Current Affairs

Current Affairs

  

  
 

Highway promise
Patterson says North Coast road priority after elections
EVERARD OWEN, Observer correspondent
Friday, August 09, 2002


A section of the large crowd of People's National Party (PNP) supporters in the Annotto Bay square Wednesday night to listen to PNP president P J Patterson and greet the party's seven general elections candidates from Region Two, comprising the parishes of St Thomas, Portland and St Mary. (Photo: Everard Owen)

ANNOTTO BAY, St Mary -- Prime Minister P J Patterson, obviously oozing confidence, told jubilant People's National Party (PNP) supporters in Annotto Bay Wednesday night that his administration would make the third leg of the North Coast Highway a priority after the next general elections.

"When the election is over, one of my first activities will be to break ground and start the work on segment three of the North Coast Highway running from Ocho Rios to Manchioneal," Patterson said. "I have instructed the minister of transport and works to make sure everything is ready so that we can get moving to start that section when the election is over."

Work on the first phase of the North Coast Highway, running from Negril to Montego Bay, started in September 1999 and was eventually completed a few months ago after missing numerous deadlines.

The delay-pagued project has been a source of embarrassment for the Government which is hoping that the next two phases -- Montego Bay to Ocho Rios, which has already started, and Ocho Rios to Portland -- will not experience the same hitches.

On Wednesday night, Patterson, who has said he would call general elections by year-end, told the meeting, called to introduce the PNP's seven candidates in St Mary, Portland and St Thomas, that he had the financing ready for the highway's third phase and that work on the second phase was advanced.

Said Patterson: "I man find the money.

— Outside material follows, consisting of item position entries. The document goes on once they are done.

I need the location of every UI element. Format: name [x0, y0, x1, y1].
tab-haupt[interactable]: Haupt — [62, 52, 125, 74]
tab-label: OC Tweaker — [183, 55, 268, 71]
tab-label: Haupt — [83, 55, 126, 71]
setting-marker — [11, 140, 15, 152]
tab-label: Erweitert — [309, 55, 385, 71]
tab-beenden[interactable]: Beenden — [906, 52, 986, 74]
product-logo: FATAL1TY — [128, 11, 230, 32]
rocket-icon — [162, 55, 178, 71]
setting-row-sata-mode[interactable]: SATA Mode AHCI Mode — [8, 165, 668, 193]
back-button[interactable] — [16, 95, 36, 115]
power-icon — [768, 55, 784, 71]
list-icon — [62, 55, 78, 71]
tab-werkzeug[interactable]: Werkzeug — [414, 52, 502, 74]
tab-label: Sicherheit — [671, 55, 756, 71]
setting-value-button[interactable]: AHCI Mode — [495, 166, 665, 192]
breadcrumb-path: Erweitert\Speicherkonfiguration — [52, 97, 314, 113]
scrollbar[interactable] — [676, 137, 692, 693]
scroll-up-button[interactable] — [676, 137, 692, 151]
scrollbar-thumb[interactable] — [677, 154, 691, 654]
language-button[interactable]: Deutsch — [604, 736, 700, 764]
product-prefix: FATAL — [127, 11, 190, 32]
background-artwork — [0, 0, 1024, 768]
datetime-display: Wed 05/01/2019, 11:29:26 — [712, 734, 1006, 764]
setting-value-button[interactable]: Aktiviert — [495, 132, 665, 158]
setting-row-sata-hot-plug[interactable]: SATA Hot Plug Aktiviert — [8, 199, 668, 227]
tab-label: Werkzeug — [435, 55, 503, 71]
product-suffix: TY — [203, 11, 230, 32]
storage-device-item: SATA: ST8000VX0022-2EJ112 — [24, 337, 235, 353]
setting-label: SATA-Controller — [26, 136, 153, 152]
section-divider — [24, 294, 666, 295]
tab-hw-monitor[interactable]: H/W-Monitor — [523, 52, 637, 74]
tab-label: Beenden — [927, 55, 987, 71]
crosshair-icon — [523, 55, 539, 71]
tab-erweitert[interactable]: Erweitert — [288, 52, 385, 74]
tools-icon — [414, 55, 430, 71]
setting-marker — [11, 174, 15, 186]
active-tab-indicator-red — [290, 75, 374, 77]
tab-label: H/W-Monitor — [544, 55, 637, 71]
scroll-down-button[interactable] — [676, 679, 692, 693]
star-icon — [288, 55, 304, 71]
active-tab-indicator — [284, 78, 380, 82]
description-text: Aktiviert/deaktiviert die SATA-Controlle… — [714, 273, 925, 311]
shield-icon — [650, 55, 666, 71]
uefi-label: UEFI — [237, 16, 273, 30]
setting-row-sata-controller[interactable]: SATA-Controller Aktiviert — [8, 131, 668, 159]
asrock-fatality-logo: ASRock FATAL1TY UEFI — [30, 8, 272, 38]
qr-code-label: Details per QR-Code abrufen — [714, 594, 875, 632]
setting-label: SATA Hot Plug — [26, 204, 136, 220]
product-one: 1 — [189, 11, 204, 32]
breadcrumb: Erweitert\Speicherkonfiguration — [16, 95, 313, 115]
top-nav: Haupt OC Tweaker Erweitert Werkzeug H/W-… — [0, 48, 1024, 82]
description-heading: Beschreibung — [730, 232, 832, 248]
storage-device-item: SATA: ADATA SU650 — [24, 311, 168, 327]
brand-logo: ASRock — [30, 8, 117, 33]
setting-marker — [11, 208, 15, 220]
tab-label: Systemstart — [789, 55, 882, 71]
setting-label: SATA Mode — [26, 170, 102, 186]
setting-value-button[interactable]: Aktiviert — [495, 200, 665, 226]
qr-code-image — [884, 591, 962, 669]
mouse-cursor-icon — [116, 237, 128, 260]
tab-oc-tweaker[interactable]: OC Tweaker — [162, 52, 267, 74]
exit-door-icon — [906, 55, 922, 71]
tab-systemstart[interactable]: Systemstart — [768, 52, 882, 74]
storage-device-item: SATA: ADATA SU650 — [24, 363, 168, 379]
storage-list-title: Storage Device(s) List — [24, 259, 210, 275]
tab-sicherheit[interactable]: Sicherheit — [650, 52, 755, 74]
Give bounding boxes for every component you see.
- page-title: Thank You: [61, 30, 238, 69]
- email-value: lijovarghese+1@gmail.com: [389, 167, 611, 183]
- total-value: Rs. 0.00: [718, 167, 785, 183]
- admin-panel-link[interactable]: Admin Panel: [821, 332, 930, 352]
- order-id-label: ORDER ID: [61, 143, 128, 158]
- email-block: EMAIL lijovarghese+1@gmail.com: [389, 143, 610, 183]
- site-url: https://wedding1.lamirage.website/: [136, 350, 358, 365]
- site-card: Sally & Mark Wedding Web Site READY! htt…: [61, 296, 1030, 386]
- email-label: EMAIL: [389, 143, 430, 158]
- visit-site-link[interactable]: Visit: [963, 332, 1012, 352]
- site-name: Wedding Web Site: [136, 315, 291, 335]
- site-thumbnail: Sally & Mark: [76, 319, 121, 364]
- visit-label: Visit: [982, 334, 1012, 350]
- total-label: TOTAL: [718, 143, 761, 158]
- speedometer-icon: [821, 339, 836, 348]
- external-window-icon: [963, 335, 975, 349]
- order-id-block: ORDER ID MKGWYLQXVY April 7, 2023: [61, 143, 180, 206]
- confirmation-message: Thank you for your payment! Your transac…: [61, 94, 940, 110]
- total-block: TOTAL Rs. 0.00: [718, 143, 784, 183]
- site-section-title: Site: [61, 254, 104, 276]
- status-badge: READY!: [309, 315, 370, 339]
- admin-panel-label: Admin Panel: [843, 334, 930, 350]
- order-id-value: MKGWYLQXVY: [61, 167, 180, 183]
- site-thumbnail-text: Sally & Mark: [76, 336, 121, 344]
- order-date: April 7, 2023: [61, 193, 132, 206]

I man preside over the design. I man ensuring that we acquire the land..."

He presented the candidates:

* Anthony Hylton -- West St Thomas;

* Fenton Ferguson -- East St Thomas;

* Donald Rhodd -- East Portland;

* Errol Ennis -- West Portland;

* Harry Douglas -- South-East St Mary, all sitting MPs; and

* newcomers Morais Guy -- Central St Mary; and

* Neil McGill -- West St Mary.

Naming them the 'magnificent seven', Patterson told the excited supporters that he would call the elections when he was sure that all the party's candidates islandwide were ready.

"Little more will be show time, and only one man can fly the gate," he bragged. "And we getting there. I have to make sure, though, I know you are ready... When I am sure that the six regions are ready, I am ready to fly the gate."

He said that when the PNP was ready, there was no force in Jamaica, the Caribbean or the world that could turn them back.

"We are coming into the last furlong, and the time is coming and it soon come, when Gabriel is going to blow his horn," Patterson said to loud cheers.

"We are coming around the bend and I don't want anybody to say, because of the crowd in Brown's Town and Annotto Bay, we done win already," he warned. "We going to win, but we want to win by a landslide."

He, therefore, charged his supporters to spread the word about what his administration has done for the country, arguing that the PNP has always been the vanguard of change.

"... every meaningful change to advance the lot of the people of our country has taken place under the watch of the People's National Party," Patterson said.

One of his vice-presidents, Dr Peter Phillips, who is also the national security minister, told the meeting that the PNP's manifesto "will be published when the trumpet sounds".

Added Phillips: "We have a lot of ideas to continue the progress of the people for the fourth term. We are going to make sure that we continue building a peaceful and secure place. We have the plans and we are going to start to ensure that we repair every single police station in Jamaica so that the security forces can have the kind of facilities to enable them to serve you better.

"We are going to ensure, beginning next month, that there will be the equipment, starting with 100 additional cars for the police force for them to serve you. We are going to bring them better equipment and introduce community policing throughout the length and breadth of Jamaica so that the people of Jamaica and the police will act as one."